In the end, I decided that I preferred the explicit state machine model in this case. While the free monad approach allows you to write more sequential code, using the state machine approach means that the statefulness of your game is all explicit in your data types. Additionally, the free monad approach has the downside that your intermediate states have functions in them. Function types don't serialize nicely, so if later on I decide that I want to be able to write down all the games currently in progress, restart the server, and then have the server load them all back up, that will be much easier with the explicit approach.

On the other hand, this feels a little bit disappointing for developing new games. When writing the Splendor server, I had the advantage of knowing exactly what the rules of the game are ahead of time.
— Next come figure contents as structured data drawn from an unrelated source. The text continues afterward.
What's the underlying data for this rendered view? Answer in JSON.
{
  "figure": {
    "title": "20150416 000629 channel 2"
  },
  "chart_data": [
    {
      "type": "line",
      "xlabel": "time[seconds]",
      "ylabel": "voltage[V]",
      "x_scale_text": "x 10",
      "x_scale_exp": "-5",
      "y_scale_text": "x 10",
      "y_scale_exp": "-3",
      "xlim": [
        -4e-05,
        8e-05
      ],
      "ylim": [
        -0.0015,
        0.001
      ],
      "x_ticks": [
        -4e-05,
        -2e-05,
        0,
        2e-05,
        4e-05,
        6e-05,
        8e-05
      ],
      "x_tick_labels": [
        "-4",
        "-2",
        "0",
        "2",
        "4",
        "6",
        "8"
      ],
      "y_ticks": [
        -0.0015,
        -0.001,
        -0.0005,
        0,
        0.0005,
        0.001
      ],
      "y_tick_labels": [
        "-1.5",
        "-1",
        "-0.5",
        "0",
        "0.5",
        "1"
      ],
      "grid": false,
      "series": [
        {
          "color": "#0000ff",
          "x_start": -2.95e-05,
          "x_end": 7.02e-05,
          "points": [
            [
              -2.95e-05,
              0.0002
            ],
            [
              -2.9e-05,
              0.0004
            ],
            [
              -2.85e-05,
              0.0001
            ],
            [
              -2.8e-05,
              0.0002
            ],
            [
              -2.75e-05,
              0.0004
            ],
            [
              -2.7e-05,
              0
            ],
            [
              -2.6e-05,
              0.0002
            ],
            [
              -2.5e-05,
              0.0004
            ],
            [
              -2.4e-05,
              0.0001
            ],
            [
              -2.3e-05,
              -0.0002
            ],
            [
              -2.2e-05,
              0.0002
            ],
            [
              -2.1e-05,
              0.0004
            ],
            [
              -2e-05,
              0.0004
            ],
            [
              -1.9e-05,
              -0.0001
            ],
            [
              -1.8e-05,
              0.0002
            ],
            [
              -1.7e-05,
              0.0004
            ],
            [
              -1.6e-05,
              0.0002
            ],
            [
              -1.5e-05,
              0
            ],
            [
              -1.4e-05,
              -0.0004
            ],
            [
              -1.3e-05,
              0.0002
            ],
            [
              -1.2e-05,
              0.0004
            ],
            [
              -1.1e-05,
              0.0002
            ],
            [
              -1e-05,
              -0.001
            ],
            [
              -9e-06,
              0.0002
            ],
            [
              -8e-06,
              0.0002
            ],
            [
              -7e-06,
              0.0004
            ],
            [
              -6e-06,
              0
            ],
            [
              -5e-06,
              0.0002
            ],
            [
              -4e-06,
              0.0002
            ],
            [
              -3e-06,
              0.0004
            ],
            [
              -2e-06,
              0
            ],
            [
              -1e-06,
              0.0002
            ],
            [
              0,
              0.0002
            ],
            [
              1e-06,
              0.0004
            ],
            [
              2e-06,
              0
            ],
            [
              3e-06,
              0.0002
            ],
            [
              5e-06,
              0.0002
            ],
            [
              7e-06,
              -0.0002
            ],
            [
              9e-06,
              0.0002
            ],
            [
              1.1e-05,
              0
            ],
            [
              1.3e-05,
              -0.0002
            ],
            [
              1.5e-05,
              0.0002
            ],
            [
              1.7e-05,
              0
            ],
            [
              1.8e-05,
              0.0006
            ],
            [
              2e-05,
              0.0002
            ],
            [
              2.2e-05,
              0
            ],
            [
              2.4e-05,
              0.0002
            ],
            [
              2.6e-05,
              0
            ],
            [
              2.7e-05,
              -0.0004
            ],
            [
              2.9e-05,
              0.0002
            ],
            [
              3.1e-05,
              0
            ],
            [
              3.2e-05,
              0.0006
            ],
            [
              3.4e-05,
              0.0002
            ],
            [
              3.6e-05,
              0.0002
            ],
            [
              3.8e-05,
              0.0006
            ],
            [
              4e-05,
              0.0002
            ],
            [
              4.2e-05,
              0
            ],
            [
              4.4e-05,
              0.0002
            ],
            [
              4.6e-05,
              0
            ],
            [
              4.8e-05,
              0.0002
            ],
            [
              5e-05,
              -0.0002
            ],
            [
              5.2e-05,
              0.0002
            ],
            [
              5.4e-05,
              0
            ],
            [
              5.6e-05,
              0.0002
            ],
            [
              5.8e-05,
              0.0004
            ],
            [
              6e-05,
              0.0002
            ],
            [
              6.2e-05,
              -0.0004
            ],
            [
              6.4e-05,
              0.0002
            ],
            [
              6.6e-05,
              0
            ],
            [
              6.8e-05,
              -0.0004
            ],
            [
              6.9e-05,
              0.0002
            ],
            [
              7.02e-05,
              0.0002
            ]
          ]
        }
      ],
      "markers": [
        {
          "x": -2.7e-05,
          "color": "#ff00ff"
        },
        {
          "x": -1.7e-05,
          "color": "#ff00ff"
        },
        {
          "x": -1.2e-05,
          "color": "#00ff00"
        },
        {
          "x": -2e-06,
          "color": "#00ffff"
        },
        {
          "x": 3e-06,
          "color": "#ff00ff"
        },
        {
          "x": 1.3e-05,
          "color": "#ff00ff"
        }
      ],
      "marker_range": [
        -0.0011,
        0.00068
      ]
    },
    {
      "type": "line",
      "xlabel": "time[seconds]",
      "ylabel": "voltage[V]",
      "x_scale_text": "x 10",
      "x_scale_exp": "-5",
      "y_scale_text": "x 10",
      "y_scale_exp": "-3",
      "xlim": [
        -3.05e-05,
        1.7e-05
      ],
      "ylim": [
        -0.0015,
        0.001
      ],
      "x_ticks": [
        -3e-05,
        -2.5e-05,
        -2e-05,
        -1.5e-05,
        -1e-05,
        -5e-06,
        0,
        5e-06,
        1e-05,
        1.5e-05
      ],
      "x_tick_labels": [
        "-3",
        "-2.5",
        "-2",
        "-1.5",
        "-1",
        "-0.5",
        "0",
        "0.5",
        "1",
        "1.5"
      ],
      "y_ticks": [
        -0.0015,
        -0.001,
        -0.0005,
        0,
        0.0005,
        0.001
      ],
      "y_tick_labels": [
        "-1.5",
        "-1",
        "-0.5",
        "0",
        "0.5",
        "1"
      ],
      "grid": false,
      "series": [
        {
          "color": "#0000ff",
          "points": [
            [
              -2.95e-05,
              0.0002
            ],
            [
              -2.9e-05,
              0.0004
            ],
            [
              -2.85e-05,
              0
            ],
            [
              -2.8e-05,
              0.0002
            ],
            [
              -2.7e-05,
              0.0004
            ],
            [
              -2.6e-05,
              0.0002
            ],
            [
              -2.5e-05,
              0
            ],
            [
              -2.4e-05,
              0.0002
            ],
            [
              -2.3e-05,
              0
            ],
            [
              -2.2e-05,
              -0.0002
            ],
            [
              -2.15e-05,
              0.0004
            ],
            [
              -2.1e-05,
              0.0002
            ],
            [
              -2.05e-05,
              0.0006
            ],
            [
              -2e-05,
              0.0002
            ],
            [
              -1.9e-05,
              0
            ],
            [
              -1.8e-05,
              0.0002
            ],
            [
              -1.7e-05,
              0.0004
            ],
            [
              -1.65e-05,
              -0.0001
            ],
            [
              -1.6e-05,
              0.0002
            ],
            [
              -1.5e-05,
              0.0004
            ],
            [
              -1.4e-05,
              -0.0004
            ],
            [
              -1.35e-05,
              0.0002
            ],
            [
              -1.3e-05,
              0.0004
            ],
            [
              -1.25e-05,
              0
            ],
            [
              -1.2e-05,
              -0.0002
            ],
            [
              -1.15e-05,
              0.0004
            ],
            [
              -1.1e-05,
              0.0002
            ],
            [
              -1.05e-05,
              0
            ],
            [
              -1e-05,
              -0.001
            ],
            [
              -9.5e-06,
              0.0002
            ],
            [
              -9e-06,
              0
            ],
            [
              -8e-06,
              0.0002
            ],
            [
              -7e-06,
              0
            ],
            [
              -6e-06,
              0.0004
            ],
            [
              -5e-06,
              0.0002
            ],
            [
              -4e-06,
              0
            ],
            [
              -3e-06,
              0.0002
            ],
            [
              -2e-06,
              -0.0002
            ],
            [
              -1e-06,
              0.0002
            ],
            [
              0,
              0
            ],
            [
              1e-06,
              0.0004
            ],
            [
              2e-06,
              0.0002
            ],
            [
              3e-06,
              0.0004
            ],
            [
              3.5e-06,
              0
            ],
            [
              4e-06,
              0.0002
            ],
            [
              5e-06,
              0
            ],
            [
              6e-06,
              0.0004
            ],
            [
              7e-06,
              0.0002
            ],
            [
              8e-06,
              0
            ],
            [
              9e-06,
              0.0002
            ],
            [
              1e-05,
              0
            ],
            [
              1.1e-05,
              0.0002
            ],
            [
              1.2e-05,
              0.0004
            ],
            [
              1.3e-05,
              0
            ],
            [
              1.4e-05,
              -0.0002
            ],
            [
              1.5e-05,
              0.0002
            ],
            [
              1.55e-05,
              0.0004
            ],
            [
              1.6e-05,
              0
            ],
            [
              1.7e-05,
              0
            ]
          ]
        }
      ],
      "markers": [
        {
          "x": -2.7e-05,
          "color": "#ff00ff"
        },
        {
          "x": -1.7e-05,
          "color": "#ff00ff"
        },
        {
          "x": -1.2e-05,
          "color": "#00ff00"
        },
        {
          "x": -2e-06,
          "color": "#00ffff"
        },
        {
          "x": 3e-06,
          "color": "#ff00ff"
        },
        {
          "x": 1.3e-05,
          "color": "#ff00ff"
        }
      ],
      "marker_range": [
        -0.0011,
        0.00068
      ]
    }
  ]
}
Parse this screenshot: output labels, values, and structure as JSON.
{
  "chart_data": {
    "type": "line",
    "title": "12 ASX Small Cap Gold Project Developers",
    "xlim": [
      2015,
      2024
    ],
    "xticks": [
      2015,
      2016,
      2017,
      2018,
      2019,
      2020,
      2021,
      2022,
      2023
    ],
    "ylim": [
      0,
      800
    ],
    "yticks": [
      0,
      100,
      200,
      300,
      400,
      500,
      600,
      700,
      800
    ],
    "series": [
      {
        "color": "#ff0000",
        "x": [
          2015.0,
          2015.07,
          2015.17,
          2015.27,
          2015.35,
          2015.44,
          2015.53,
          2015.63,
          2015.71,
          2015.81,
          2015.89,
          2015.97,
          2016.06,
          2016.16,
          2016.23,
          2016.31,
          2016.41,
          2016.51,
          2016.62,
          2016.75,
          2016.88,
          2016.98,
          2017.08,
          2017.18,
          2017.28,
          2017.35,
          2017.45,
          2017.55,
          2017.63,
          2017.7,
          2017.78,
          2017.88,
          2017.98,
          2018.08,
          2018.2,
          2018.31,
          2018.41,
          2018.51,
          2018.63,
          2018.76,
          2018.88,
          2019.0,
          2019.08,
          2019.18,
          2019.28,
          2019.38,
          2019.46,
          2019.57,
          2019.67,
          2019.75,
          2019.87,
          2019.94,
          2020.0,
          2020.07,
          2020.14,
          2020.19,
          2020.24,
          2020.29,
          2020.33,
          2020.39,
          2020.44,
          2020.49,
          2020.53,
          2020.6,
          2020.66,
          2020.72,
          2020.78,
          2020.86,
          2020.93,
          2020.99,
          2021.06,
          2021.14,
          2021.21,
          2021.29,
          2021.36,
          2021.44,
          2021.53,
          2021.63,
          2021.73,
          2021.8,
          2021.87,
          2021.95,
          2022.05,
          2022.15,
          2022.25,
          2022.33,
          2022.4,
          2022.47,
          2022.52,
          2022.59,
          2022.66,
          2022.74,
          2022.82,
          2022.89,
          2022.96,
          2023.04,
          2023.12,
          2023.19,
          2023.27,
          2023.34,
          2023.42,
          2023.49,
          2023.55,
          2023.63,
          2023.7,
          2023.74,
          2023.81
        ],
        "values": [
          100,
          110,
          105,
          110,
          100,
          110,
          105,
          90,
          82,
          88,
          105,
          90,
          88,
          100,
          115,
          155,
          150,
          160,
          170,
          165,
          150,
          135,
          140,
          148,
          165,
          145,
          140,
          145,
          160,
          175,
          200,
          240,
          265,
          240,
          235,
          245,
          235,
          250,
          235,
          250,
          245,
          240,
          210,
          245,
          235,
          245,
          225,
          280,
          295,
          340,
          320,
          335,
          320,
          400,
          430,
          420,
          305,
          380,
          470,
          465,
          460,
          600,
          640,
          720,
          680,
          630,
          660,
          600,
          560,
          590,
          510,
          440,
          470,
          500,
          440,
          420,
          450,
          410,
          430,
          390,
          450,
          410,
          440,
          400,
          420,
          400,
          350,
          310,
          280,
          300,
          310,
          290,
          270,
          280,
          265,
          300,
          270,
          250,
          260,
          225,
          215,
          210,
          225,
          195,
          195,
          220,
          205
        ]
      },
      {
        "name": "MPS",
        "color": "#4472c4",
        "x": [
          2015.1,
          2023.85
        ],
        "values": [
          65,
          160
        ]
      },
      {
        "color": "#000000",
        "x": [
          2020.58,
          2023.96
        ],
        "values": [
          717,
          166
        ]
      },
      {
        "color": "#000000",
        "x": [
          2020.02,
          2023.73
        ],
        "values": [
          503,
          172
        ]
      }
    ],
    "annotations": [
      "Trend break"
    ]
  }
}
When you're developing games, you don't know exactly what the rules are going to be, and adding or removing various action steps should be quick.

So the ideal solution, to me, would be one where you can write code without needing to explicitly write down all of your state, but then there code builds up that explicit state machine for you so that you retain those benefits like being able to serialize the state and read it back. You could get halfway with a typeclass approach, where both a free monad type and a type including explicit states have matching instances. In that case, you could do your development with the free monad implementation, and then once the rules are solidified, swap it out for the explicit type.

On the other hand, that's still a lot of manual work to enumerate all of the possible actions that you might be taking, and the complexity will ramp up quickly, especially if the game responds differently in different cases. Sometime in the future, if I'm designing a board game or any other type of game that follows this discrete state machine pattern, I will consider the problem more and see if there's a way to get the best of both world.